When we ran the Random Forest regression in the last kernel, the test root mean squared error (rmse) was 1578497. The XGBoost model here had a slightly lower rmse of 1574073, suggesting that it did a better job fitting the data and making predictions than the random forest regression. 

### Top predictors of salary


Here for the XGBoost model the top predictors were

    1. xGF 
    2. DftYr 
    3. SF 
    4. Ovrl 
    5. FOL 
    6. FF 
    7. TOI.GP 
    8. iCF 
    9. GS.G
    10. RSA
    
For the random forest model from the last kernel, the top 10 predictors were: 
    1. DftYr  
    2. birth_year   
    3. TOI.GP.1      
    4. TOI.GP        
    5. TOI.         
    6. xGF         
    7. SF
    8. FF          
    9. GF        
    10.Ovrl     

The number of 'advanced stats' on these lists really suprises me, but it shows these stats are general enough to provide a good assessment of a player's skill across positions and play styles (if we assume that salary is a reasonable assessment of skill level when comparing players of the same age).
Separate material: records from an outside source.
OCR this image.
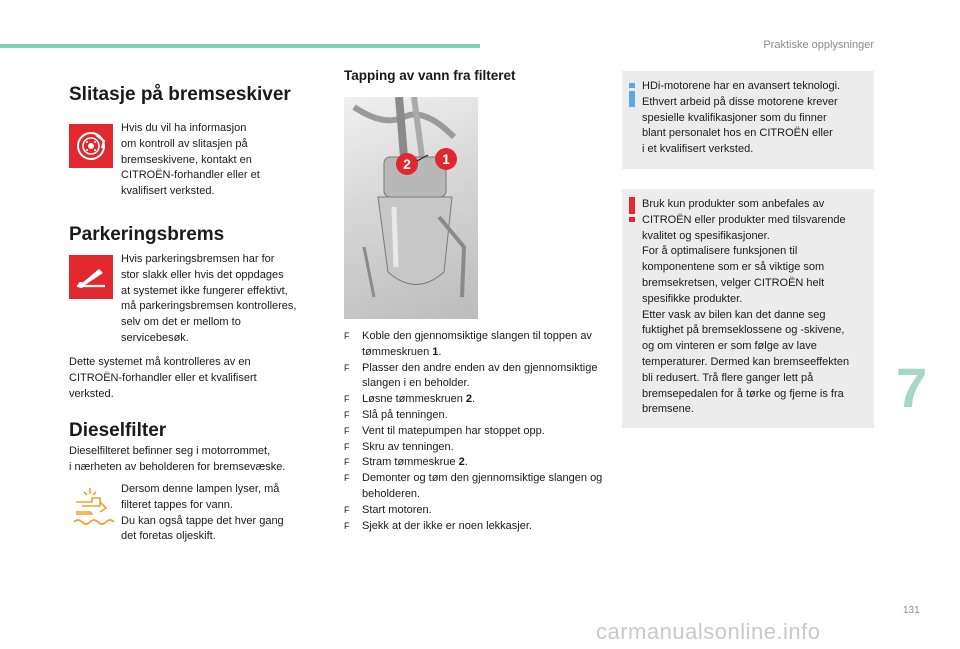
Praktiske opplysninger
7
131
carmanualsonline.info
Slitasje på bremseskiver
Hvis du vil ha informasjon
om kontroll av slitasjen på
bremseskivene, kontakt en
CITROËN-forhandler eller et
kvalifisert verksted.
Parkeringsbrems
Hvis parkeringsbremsen har for
stor slakk eller hvis det oppdages
at systemet ikke fungerer effektivt,
må parkeringsbremsen kontrolleres,
selv om det er mellom to
servicebesøk.
Dette systemet må kontrolleres av en
CITROËN-forhandler eller et kvalifisert
verksted.
Dieselfilter
Dieselfilteret befinner seg i motorrommet,
i nærheten av beholderen for bremsevæske.
Dersom denne lampen lyser, må
filteret tappes for vann.
Du kan også tappe det hver gang
det foretas oljeskift.
Tapping av vann fra filteret
1
2
F Koble den gjennomsiktige slangen til toppen av tømmeskruen 1.
F Plasser den andre enden av den gjennomsiktige slangen i en beholder.
F Løsne tømmeskruen 2.
F Slå på tenningen.
F Vent til matepumpen har stoppet opp.
F Skru av tenningen.
F Stram tømmeskrue 2.
F Demonter og tøm den gjennomsiktige slangen og beholderen.
F Start motoren.
F Sjekk at der ikke er noen lekkasjer.
HDi-motorene har en avansert teknologi.
Ethvert arbeid på disse motorene krever
spesielle kvalifikasjoner som du finner
blant personalet hos en CITROËN eller
i et kvalifisert verksted.
Bruk kun produkter som anbefales av
CITROËN eller produkter med tilsvarende
kvalitet og spesifikasjoner.
For å optimalisere funksjonen til
komponentene som er så viktige som
bremsekretsen, velger CITROËN helt
spesifikke produkter.
Etter vask av bilen kan det danne seg
fuktighet på bremseklossene og -skivene,
og om vinteren er som følge av lave
temperaturer. Dermed kan bremseeffekten
bli redusert. Trå flere ganger lett på
bremsepedalen for å tørke og fjerne is fra
bremsene.
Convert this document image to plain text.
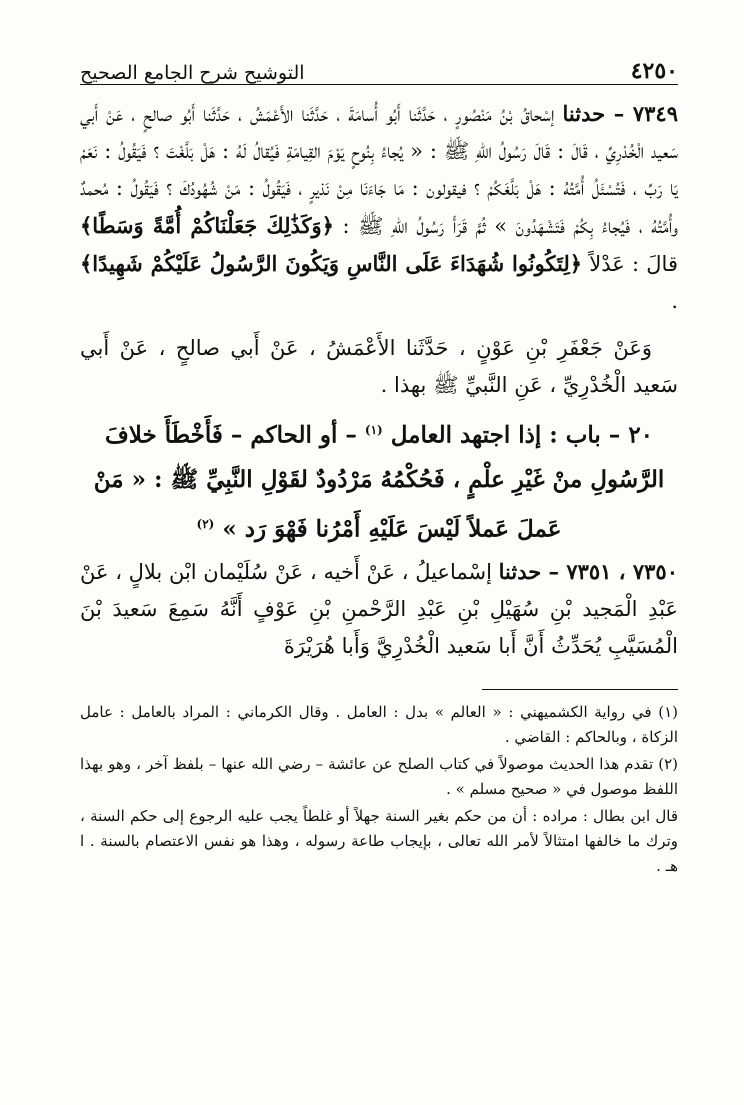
٤٢٥٠
التوشيح شرح الجامع الصحيح

٧٣٤٩ – حدثنا إسْحاقُ بْنُ مَنْصُورٍ ، حَدَّثَنا أَبُو أُسامَةَ ، حَدَّثَنا الأَعْمَشُ ، حَدَّثَنا أَبُو صالحٍ ، عَنْ أَبي سَعيد الْخُدْرِيِّ ، قَالَ : قَالَ رَسُولُ اللهِ ﷺ : « يُجاءُ بِنُوحٍ يَوْمَ القِيامَةِ فَيُقالُ لَهُ : هَلْ بَلَّغْتَ ؟ فَيَقُولُ : نَعَمْ يَا رَبِّ ، فَتُسْئَلُ أُمَّتُهُ : هَلْ بَلَّغَكُمْ ؟ فيقولون : مَا جَاءَنَا مِنْ نَذيرٍ ، فَيَقُولُ : مَنْ شُهُودُكَ ؟ فَيَقُولُ : مُحمدٌ وأُمَّتُهُ ، فَيُجاءُ بِكُمْ فَتَشْهَدُونَ » ثُمَّ قَرَأَ رَسُولُ اللهِ ﷺ : ﴿وَكَذَٰلِكَ جَعَلْنَاكُمْ أُمَّةً وَسَطًا﴾ قالَ : عَدْلاً ﴿لِتَكُونُوا شُهَدَاءَ عَلَى النَّاسِ وَيَكُونَ الرَّسُولُ عَلَيْكُمْ شَهِيدًا﴾ .

وَعَنْ جَعْفَرِ بْنِ عَوْنٍ ، حَدَّثَنا الأَعْمَشُ ، عَنْ أَبي صالحٍ ، عَنْ أَبي سَعيد الْخُدْرِيِّ ، عَنِ النَّبيِّ ﷺ بهذا .

٢٠ – باب : إذا اجتهد العامل $^{(١)}$ – أو الحاكم – فَأَخْطَأَ خلافَ الرَّسُولِ منْ غَيْرِ علْمٍ ، فَحُكْمُهُ مَرْدُودٌ لقَوْلِ النَّبِيِّ ﷺ : « مَنْ عَملَ عَملاً لَيْسَ عَلَيْهِ أَمْرُنا فَهْوَ رَد » $^{(٢)}$
٧٣٥٠ ، ٧٣٥١ – حدثنا إسْماعيلُ ، عَنْ أَخيه ، عَنْ سُلَيْمان ابْن بلالٍ ، عَنْ عَبْدِ الْمَجيد بْنِ سُهَيْلِ بْنِ عَبْدِ الرَّحْمنِ بْنِ عَوْفٍ أَنَّهُ سَمِعَ سَعيدَ بْنَ الْمُسَيَّبِ يُحَدِّثُ أَنَّ أَبا سَعيد الْخُدْرِيَّ وَأَبا هُرَيْرَةَ

(١) في رواية الكشميهني : « العالم » بدل : العامل . وقال الكرماني : المراد بالعامل : عامل الزكاة ، وبالحاكم : القاضي .

(٢) تقدم هذا الحديث موصولاً في كتاب الصلح عن عائشة – رضي الله عنها – بلفظ آخر ، وهو بهذا اللفظ موصول في « صحيح مسلم » .

قال ابن بطال : مراده : أن من حكم بغير السنة جهلاً أو غلطاً يجب عليه الرجوع إلى حكم السنة ، وترك ما خالفها امتثالاً لأمر الله تعالى ، بإيجاب طاعة رسوله ، وهذا هو نفس الاعتصام بالسنة . ا هـ .
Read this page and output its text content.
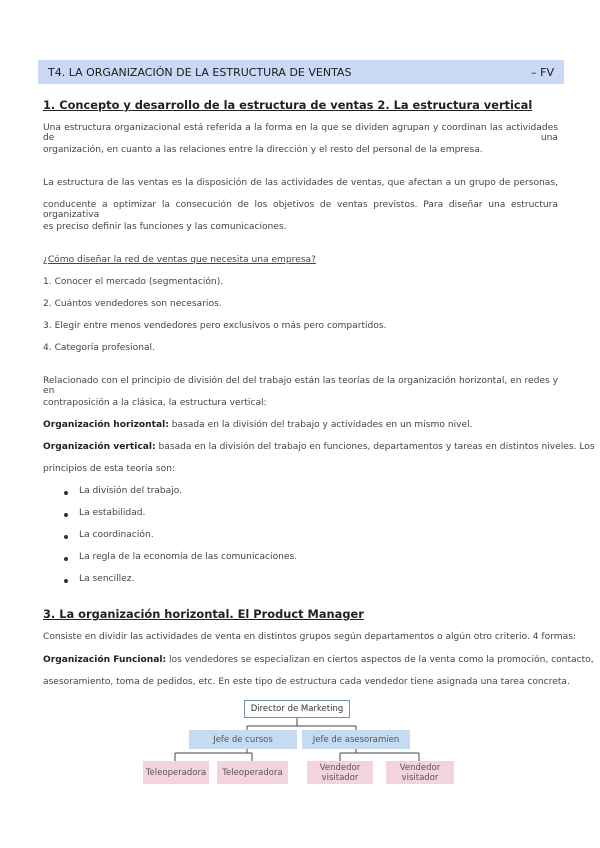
T4. LA ORGANIZACIÓN DE LA ESTRUCTURA DE VENTAS	– FV
1. Concepto y desarrollo de la estructura de ventas 2. La estructura vertical
Una estructura organizacional está referida a la forma en la que se dividen agrupan y coordinan las actividades de una
organización, en cuanto a las relaciones entre la dirección y el resto del personal de la empresa.
La estructura de las ventas es la disposición de las actividades de ventas, que afectan a un grupo de personas,
conducente a optimizar la consecución de los objetivos de ventas previstos. Para diseñar una estructura organizativa
es preciso definir las funciones y las comunicaciones.
¿Cómo diseñar la red de ventas que necesita una empresa?
1. Conocer el mercado (segmentación).
2. Cuántos vendedores son necesarios.
3. Elegir entre menos vendedores pero exclusivos o más pero compartidos.
4. Categoría profesional.
Relacionado con el principio de división del del trabajo están las teorías de la organización horizontal, en redes y en
contraposición a la clásica, la estructura vertical:
Organización horizontal: basada en la división del trabajo y actividades en un mismo nivel.
Organización vertical: basada en la división del trabajo en funciones, departamentos y tareas en distintos niveles. Los
principios de esta teoría son:
La división del trabajo.
La estabilidad.
La coordinación.
La regla de la economía de las comunicaciones.
La sencillez.
3. La organización horizontal. El Product Manager
Consiste en dividir las actividades de venta en distintos grupos según departamentos o algún otro criterio. 4 formas:
Organización Funcional: los vendedores se especializan en ciertos aspectos de la venta como la promoción, contacto,
asesoramiento, toma de pedidos, etc. En este tipo de estructura cada vendedor tiene asignada una tarea concreta.
Director de Marketing
Jefe de cursos	Jefe de asesoramien
Teleoperadora	Teleoperadora	Vendedor visitador
Vendedor visitador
For both goal scoring forwards and stay at home defencemen, the number of scoring chances generated while that player is on the ice is a good measure of a players effectiveness, and therefore a good predictor one the obvious factors such as age and the amount of playing time a player gets are taken into account.